Engineering Physics
Engineering Physics, To teach students basic concepts and principles of engineering physics, relate them to laboratory experiments and.
Course Objectives:
To teach students basic concepts and principles of physics, relate them to laboratory experiments and their applications.
Prerequisite Courses, if any:
Fundamentals of: optics, interference, diffraction polarization, wave-particle duality, semiconductors and magnetism.
Course Outcomes:
On completion of the course, the learner will be able to–
CO1: Develop an understanding of interference, diffraction, and polarization; connect it to few engineering applications.
CO2: Learn the basics of lasers and optical fibers and their use in some applications.
CO3: Understand concepts and principles in quantum mechanics. Relate them to some applications.
CO4: Understand the theory of semiconductors and their applications in some semiconductor devices.
CO5: Summarize the basics of magnetism and superconductivity. Explore a few of their technological applications.
CO6: Comprehend use of concepts of physics for Non-Destructive Testing. Learn some properties of nanomaterials and their application.
Unit I Wave Optics
Interference
- Introduction to electromagnetic waves and electromagnetic spectrum
- Interference in a thin film of uniform thickness (with derivation)
- Interference in thin-film wedge shape (qualitative)
- Applications of interference: testing optical flatness, anti-reflection coating Diffraction
- Diffraction of light
- Diffraction at a single slit, conditions for principal maxima and minima, the diffraction pattern
- A diffraction grating, conditions for principal maxima and minima starting from resultant amplitude equations, diffraction pattern.
- Rayleigh’s criterion for resolution, resolving power of telescope and grating
- Polarization
- Polarization of light, Malus law
- Double refraction, Huygen’s theory of double refraction
- Applications of polarization: LCD
Unit II Laser and Optic Fibre Laser
- Basics of laser and its mechanism, characteristics of laser
- Semiconductor laser: Single Hetro-junction laser
- Gas laser: CO2 laser
- Applications of lasers: Holography, IT, industrial, medical, Optic Fiber
- Introduction, parameters: Acceptance Angle, Acceptance Cone, Numerical Aperture
- Types of optical fiber- step index and graded index
- Attenuation and reasons for losses in optic fibers (qualitative)
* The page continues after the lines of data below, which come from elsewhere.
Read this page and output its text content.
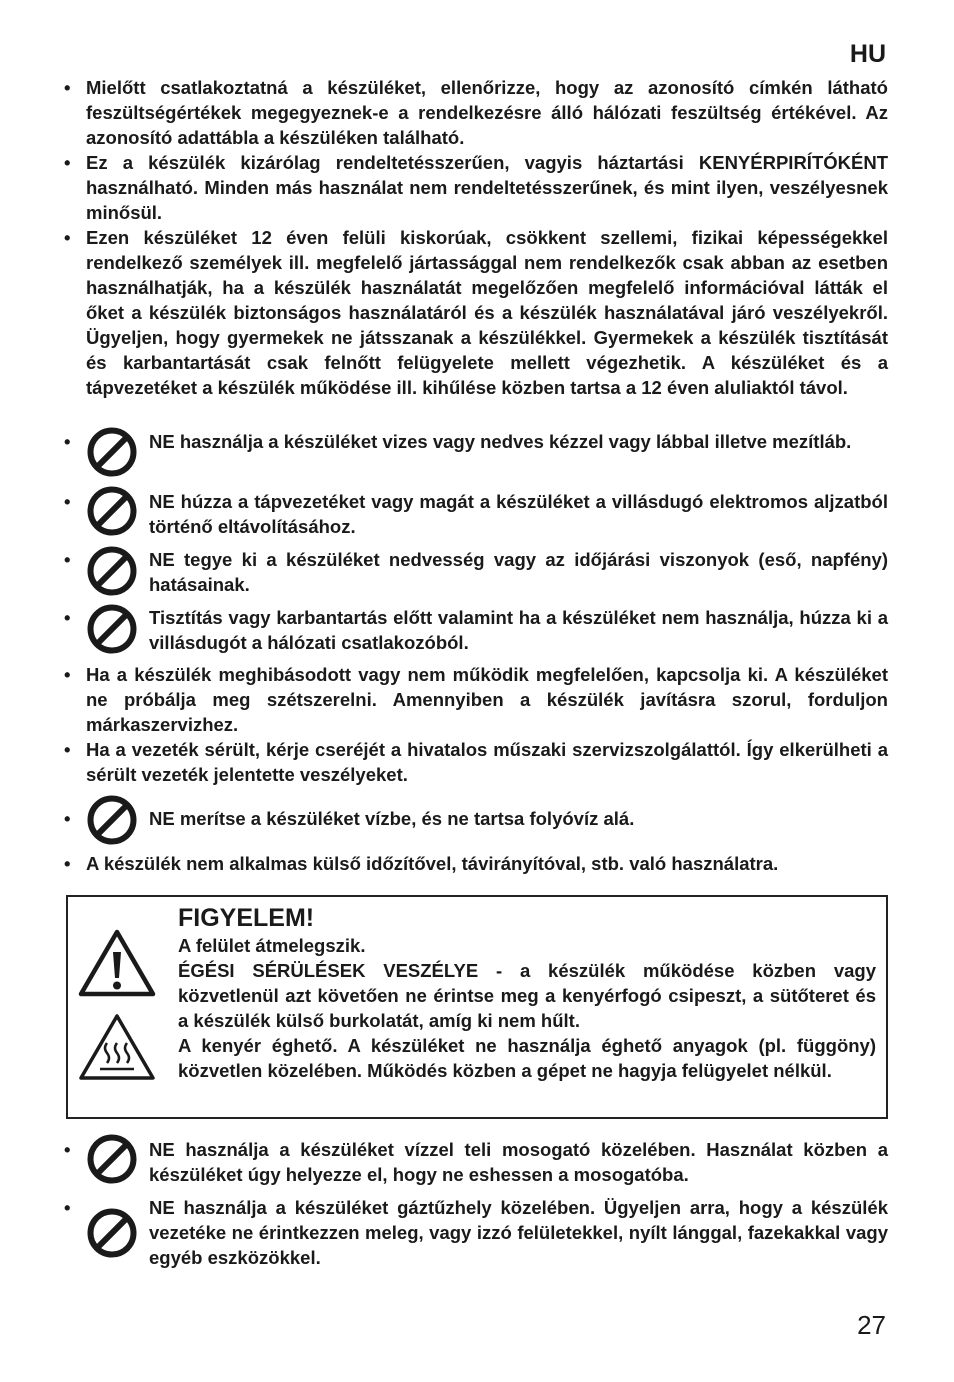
HU
• Mielőtt csatlakoztatná a készüléket, ellenőrizze, hogy az azonosító címkén látható feszültségértékek megegyeznek-e a rendelkezésre álló hálózati feszültség értékével. Az azonosító adattábla a készüléken található.
• Ez a készülék kizárólag rendeltetésszerűen, vagyis háztartási KENYÉRPIRÍTÓKÉNT használható. Minden más használat nem rendeltetésszerűnek, és mint ilyen, veszélyesnek minősül.
• Ezen készüléket 12 éven felüli kiskorúak, csökkent szellemi, fizikai képességekkel rendelkező személyek ill. megfelelő jártassággal nem rendelkezők csak abban az esetben használhatják, ha a készülék használatát megelőzően megfelelő információval látták el őket a készülék biztonságos használatáról és a készülék használatával járó veszélyekről. Ügyeljen, hogy gyermekek ne játsszanak a készülékkel. Gyermekek a készülék tisztítását és karbantartását csak felnőtt felügyelete mellett végezhetik. A készüléket és a tápvezetéket a készülék működése ill. kihűlése közben tartsa a 12 éven aluliaktól távol.
•	NE használja a készüléket vizes vagy nedves kézzel vagy lábbal illetve mezítláb.
•	NE húzza a tápvezetéket vagy magát a készüléket a villásdugó elektromos aljzatból történő eltávolításához.
•	NE tegye ki a készüléket nedvesség vagy az időjárási viszonyok (eső, napfény) hatásainak.
•	Tisztítás vagy karbantartás előtt valamint ha a készüléket nem használja, húzza ki a villásdugót a hálózati csatlakozóból.
• Ha a készülék meghibásodott vagy nem működik megfelelően, kapcsolja ki. A készüléket ne próbálja meg szétszerelni. Amennyiben a készülék javításra szorul, forduljon márkaszervizhez.
• Ha a vezeték sérült, kérje cseréjét a hivatalos műszaki szervizszolgálattól. Így elkerülheti a sérült vezeték jelentette veszélyeket.
•	NE merítse a készüléket vízbe, és ne tartsa folyóvíz alá.
• A készülék nem alkalmas külső időzítővel, távirányítóval, stb. való használatra.
FIGYELEM!
A felület átmelegszik.
ÉGÉSI SÉRÜLÉSEK VESZÉLYE - a készülék működése közben vagy közvetlenül azt követően ne érintse meg a kenyérfogó csipeszt, a sütőteret és a készülék külső burkolatát, amíg ki nem hűlt.
A kenyér éghető. A készüléket ne használja éghető anyagok (pl. függöny) közvetlen közelében. Működés közben a gépet ne hagyja felügyelet nélkül.
•	NE használja a készüléket vízzel teli mosogató közelében. Használat közben a készüléket úgy helyezze el, hogy ne eshessen a mosogatóba.
•	NE használja a készüléket gáztűzhely közelében. Ügyeljen arra, hogy a készülék vezetéke ne érintkezzen meleg, vagy izzó felületekkel, nyílt lánggal, fazekakkal vagy egyéb eszközökkel.
27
- Communication system: basic building blocks
- Advantages of optical fiber communication over conventional methods.
Unit III Quantum Mechanics
- De-Broglie hypothesis
- Concept of phase velocity and group velocity (qualitative)
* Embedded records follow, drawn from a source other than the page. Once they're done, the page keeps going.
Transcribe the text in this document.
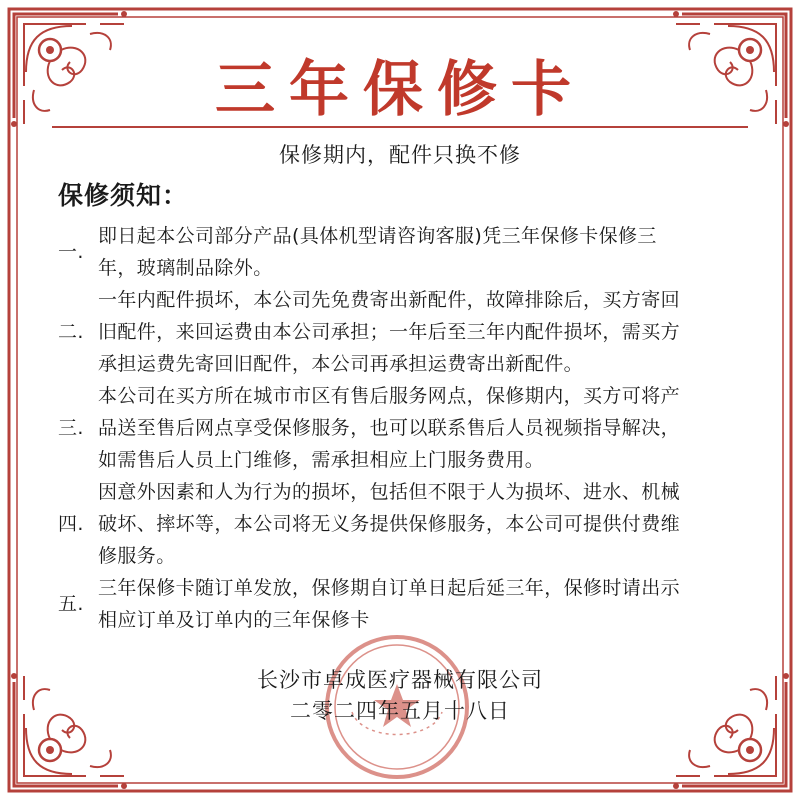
三年保修卡
保修期内，配件只换不修
保修须知：
一.
即日起本公司部分产品(具体机型请咨询客服)凭三年保修卡保修三
年，玻璃制品除外。
二.
一年内配件损坏，本公司先免费寄出新配件，故障排除后，买方寄回
旧配件，来回运费由本公司承担；一年后至三年内配件损坏，需买方
承担运费先寄回旧配件，本公司再承担运费寄出新配件。
三.
本公司在买方所在城市市区有售后服务网点，保修期内，买方可将产
品送至售后网点享受保修服务，也可以联系售后人员视频指导解决，
如需售后人员上门维修，需承担相应上门服务费用。
四.
因意外因素和人为行为的损坏，包括但不限于人为损坏、进水、机械
破坏、摔坏等，本公司将无义务提供保修服务，本公司可提供付费维
修服务。
五.
三年保修卡随订单发放，保修期自订单日起后延三年，保修时请出示
相应订单及订单内的三年保修卡
长沙市卓成医疗器械有限公司
二零二四年五月十八日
- Heisenberg Uncertainty Principle
- Wave-function and its physical significance
- Schrodinger’s equations: time-independent and time-dependent
- Application of Schrodinger’s time-independent wave equation
- Particle enclosed in infinitely deep potential well (Particle in RigidBox)
- Particle in Finite potential well (Particle in Non Rigid box) (qualitative)
- Tunneling effect, Tunneling effect examples (principle only): Alpha Decay,
- Scanning Tunneling Microscope, Tunnel diode
- Introduction to quantum computing
Unit IV Semiconductor Physics
- Free electron theory (Qualitative) solids
- Opening of bandgap due to internal electron diffraction due to lattice Band theory of solids.
- The effective mass of electron Density of states
- Fermi Dirac distribution function
- The conductivity of conductors and semiconductors
- Position of Fermi level in intrinsic and extrinsic semiconductors (with derivations
based on carrier concentration) - Working of PN junction on the basis of the band diagram
- Expression for barrier potential (derivation)
- Ideal diode equation
- Applications of PN junction diode: Solar cell (basic principle with band diagram) IV characteristics and Parameters, ways of improving the efficiency of solar cell
- Hall effect: Derivation for Hall voltage, Hall coefficient, applications of Hall effect
Unit V Magnetism and Superconductivity Magnetism
- Magnetism
- Origin of magnetism
- Classification of magnetism on the basis of permeability (qualitative)
- Applications of magnetic devices: transformer cores, magnetic storage, magneto-optical recording.
- Superconductivity
- Introduction to superconductivity; Properties of superconductors: zero electrical resistance, critical magnetic field, persistent current, Meissner effect
- Type I and Type II superconductors
- Low and high-temperature superconductors (introduction and qualitative)
- AC/DC Josephson effect; SQUID: basic construction and principle of working; Applications of SQUID
- Applications of superconductors
Unit VI Non-Destructive Testing and Nanotechnology
- Non Destructive Testing
- Classification of Non-destructive testing methods
- Principles of physics in Non-destructive Testing
- Advantages of Non-destructive testing methods
- Acoustic Emission Testing
- Ultrasonic (thickness measurement, flaw detection)
- Radiography testing Nanotechnology
- Introduction to nanotechnology
- Quantum confinement and surface to volume ratio
- Properties of nanoparticles: optical, electrical, mechanical
- Applications of nanoparticles: Medical (targeted drug delivery), electronics, space and defense, automobile.